Before his retirement, Branan accumulated thirty years of teaching experience at several high schools, and a period at Mt. Saint Mary's College in his major of anthropology and geography. He is a member of the Royal Geographical Society of London, the Explorers' Club of New York, and the Adventures' Club of Los Angeles. Today he is sharing his accrued knowledge and experience with 5th graders in the Chimacum Choice Program every Friday for four weeks. The phenomena of Sun Dogs, the reason ivory won't fossilize, the people of the Artic, and the ice around the North Pole are all described by Branan, backed by maps not commonly seen in classrooms. Branan welcomes guests to his studio/greenhouse. For information on his experiences, or to have a portrait painted by Branan Ward call: 385-4748.
Artist: Suzan Tipton
SUZAN TIPTON zigzagged across the United States before settling on Marrowstone Island with her husband, Bob. Their son, Austin, was born soon after their move in September 1988. Their daughter, Hannah, arrived in 1992. Suzan herself was born and raised on an island; Oahu, Hawaii, but left to attend the University of Kansas in 1974. There she met her husband, Bob.

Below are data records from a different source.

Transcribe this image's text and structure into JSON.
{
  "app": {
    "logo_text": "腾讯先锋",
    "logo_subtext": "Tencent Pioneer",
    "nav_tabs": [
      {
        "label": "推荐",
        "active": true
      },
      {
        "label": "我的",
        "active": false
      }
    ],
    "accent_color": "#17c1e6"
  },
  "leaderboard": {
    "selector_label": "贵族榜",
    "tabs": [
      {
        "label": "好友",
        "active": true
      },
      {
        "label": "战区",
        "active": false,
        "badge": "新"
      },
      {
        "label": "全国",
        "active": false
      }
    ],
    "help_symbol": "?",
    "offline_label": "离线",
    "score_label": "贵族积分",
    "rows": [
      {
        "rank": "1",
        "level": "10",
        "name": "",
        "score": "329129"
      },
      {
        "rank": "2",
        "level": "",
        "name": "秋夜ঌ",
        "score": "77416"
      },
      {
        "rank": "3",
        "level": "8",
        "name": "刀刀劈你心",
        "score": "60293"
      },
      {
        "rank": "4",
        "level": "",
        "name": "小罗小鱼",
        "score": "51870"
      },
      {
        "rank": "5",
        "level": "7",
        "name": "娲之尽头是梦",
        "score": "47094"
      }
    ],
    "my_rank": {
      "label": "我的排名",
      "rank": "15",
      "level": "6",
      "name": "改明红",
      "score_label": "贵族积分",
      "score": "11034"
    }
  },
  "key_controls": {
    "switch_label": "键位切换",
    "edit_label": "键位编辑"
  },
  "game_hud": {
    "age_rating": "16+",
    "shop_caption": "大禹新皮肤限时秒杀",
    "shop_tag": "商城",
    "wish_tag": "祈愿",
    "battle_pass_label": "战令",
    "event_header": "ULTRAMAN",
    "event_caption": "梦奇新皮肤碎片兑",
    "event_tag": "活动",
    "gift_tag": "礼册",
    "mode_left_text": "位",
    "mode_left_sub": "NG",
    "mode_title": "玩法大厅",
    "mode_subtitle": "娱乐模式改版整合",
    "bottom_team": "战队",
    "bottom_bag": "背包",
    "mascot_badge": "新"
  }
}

After graduating from U of K, a severe recession in the mid-west forced the couple to move to southern California where Suzan established herself as a graphic designer, and Bob found a teaching job. At Maranatha! Music Suzan designed record album covers. Then a move to Bright and Company had her designing corporate images, and doing diverse advertising for companies such as Toshiba, Fluorocarbon, and Beckman Technologies. The company she liked best to design for was Disneyland doing their special event campaigns.
The Tiptons began a wide search for places with a rural quality since they had planned having a family. They happened upon Marrowstone when visiting a friend in the area.
Suzan works for Storm Productions in Port Townsend as a designer/illustrator for silkscreen and embroidery machines. Where does she get her inspirations? Suzan answers"...the beautiful Northwest landscapes and weather feed my designee/illustrator's soul."